KM: So Tom, you've studied ethics for a long time. What can large companies learn about taking a better ethical approach?
TD: My sense is that large companies today need to completely rethink the way that they're dealing with ethics. They're flying blind and the problem is they don't know they're flying blind. It's almost as if they have a picture in front of them but the picture is completely wrong.
Large companies today tend to do a number of things; most of them bureaucratic. They tend to set up hotlines. These are places where you can call if you're an employee, anonymously, and report an ethical infraction or problem. They tend to appoint ethics officers. Virtually all large companies in the United States and most in Canada have that kind of thing. And they also have ethics training. Sometimes this is pervasive, goes all the way through the organization; sometimes it potentially hits just the top management position.
What we've come to realize, though, is that those compliance approaches to ethics are very ineffective at blocking the worst kinds of ethical problems. For example, in the Enron-era scandals, each of these companies had elaborate compliance mechanisms. Each of them had hotlines and so on.
KM: Why did it fail, then?
TD: Well, you know, if you stop and think about WorldCom and Enron - at WorldCom, for example, they had a hotline. The shenanigans that happened there happened for a long time. Only one call came in over the hotline and that was gently pushed back. As a matter of fact, when we study organizations, we find that there's actually a slight positive correlation between having ethics training, ethics codes, on the one hand, and bad stuff - corporate criminal misconduct, pressure experienced by employees to compromise ethics - on the other.
We have five studies, over a 35-year period, that paint that picture. And that's a positive relationship! In other words, if you have these things, you're more inclined to get in trouble; you're more inclined to put pressure on employees.
Of course, that doesn't make any sense, and we explain that by noting that correlation doesn't mean causation. So, for example, Tyco, KPMG are big companies that had near-death experiences with ethics. They have every ethics "bell and whistle" in the world. They've got the wallet cards, Plexiglas statues, ethics training - all that kind of thing. So, as soon as a company gets in trouble, it throws this stuff in. That explains, to some extent, this small but significant aberrant correlation.

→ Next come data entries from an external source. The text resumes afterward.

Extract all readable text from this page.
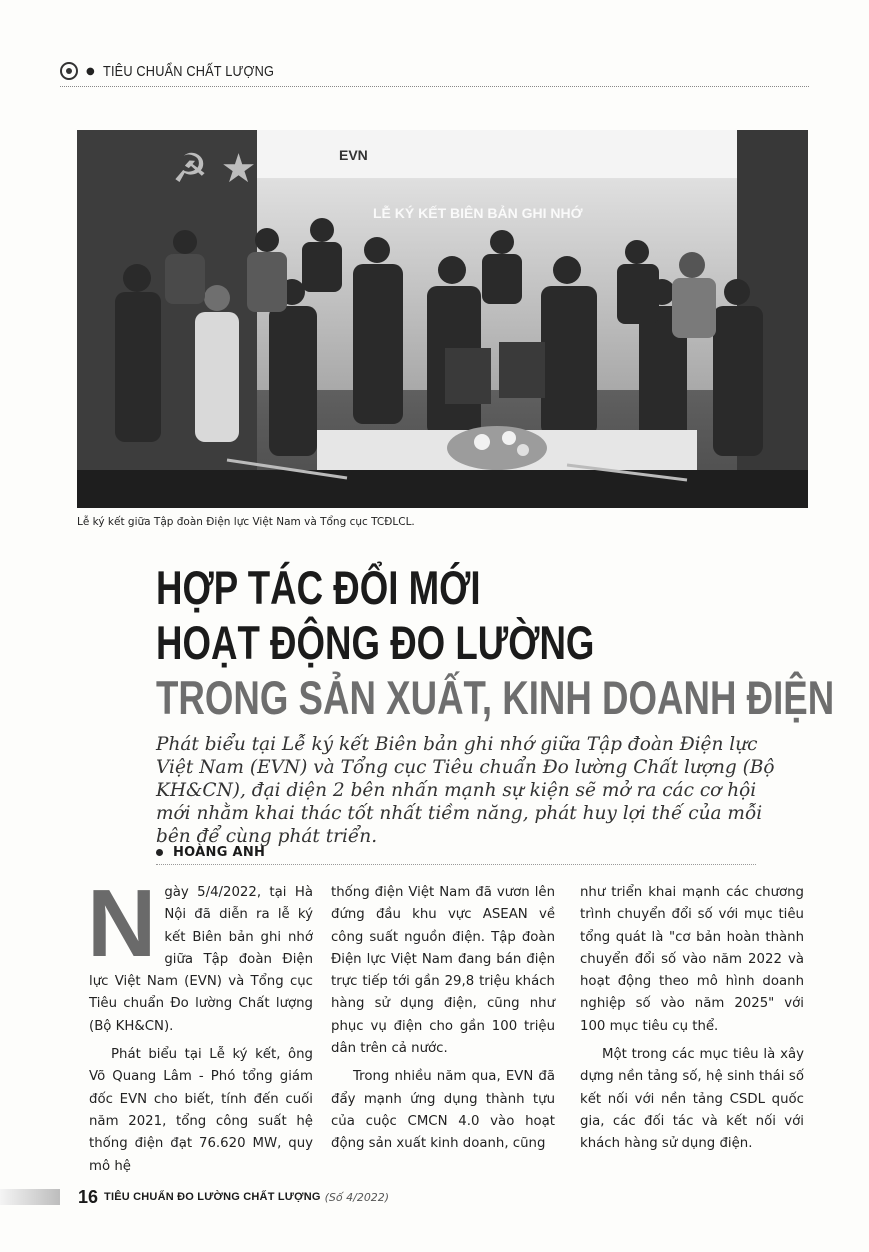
● TIÊU CHUẨN CHẤT LƯỢNG
☭ ★	EVN
LỄ KÝ KẾT BIÊN BẢN GHI NHỚ
Lễ ký kết giữa Tập đoàn Điện lực Việt Nam và Tổng cục TCĐLCL.
HỢP TÁC ĐỔI MỚI
HOẠT ĐỘNG ĐO LƯỜNG
TRONG SẢN XUẤT, KINH DOANH ĐIỆN
Phát biểu tại Lễ ký kết Biên bản ghi nhớ giữa Tập đoàn Điện lực Việt Nam (EVN) và Tổng cục Tiêu chuẩn Đo lường Chất lượng (Bộ KH&CN), đại diện 2 bên nhấn mạnh sự kiện sẽ mở ra các cơ hội mới nhằm khai thác tốt nhất tiềm năng, phát huy lợi thế của mỗi bên để cùng phát triển.
HOÀNG ANH

Ngày 5/4/2022, tại Hà Nội đã diễn ra lễ ký kết Biên bản ghi nhớ giữa Tập đoàn Điện lực Việt Nam (EVN) và Tổng cục Tiêu chuẩn Đo lường Chất lượng (Bộ KH&CN).

Phát biểu tại Lễ ký kết, ông Võ Quang Lâm - Phó tổng giám đốc EVN cho biết, tính đến cuối năm 2021, tổng công suất hệ thống điện đạt 76.620 MW, quy mô hệ

thống điện Việt Nam đã vươn lên đứng đầu khu vực ASEAN về công suất nguồn điện. Tập đoàn Điện lực Việt Nam đang bán điện trực tiếp tới gần 29,8 triệu khách hàng sử dụng điện, cũng như phục vụ điện cho gần 100 triệu dân trên cả nước.

Trong nhiều năm qua, EVN đã đẩy mạnh ứng dụng thành tựu của cuộc CMCN 4.0 vào hoạt động sản xuất kinh doanh, cũng

như triển khai mạnh các chương trình chuyển đổi số với mục tiêu tổng quát là "cơ bản hoàn thành chuyển đổi số vào năm 2022 và hoạt động theo mô hình doanh nghiệp số vào năm 2025" với 100 mục tiêu cụ thể.

Một trong các mục tiêu là xây dựng nền tảng số, hệ sinh thái số kết nối với nền tảng CSDL quốc gia, các đối tác và kết nối với khách hàng sử dụng điện.

16 TIÊU CHUẨN ĐO LƯỜNG CHẤT LƯỢNG (Số 4/2022)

What I should say, too, is that there is something going on that traditional compliance programs are missing and that's where business needs to get on board.
KM: So what's missing? What are the things we have to add to make these companies really bond in an ethical way to the world?
TD: One of the things that we need to do to respond is to focus more on the way that we structure rewards. So, for example, we saw in the current financial crisis that outsized bonus systems that fail to reflect long-term reputational risks got companies in a lot of trouble.
This has been true in ethics for a long time and studies show that the No. 1 pressure point on executives' ethics are what they call "mismatched reward systems" - it's the way it's often addressed in the literature.
Now this doesn't eliminate stretch goals; sometimes stretch goals are important. But, when you have goals that aren't rationally related to what people can achieve or you have goals or bonuses that are set in a way that, say … nine out of 10 years they can take the risk for the company and they can make a bonus for themselves but, in that 10th year, it's going to be bad news - you've got trouble.
KM: This has been Karl Moore of the Desautels Faculty of Management at McGill University, talking management for The Globe and Mail with Tom Donaldson, a professor at the Wharton School in Philadelphia.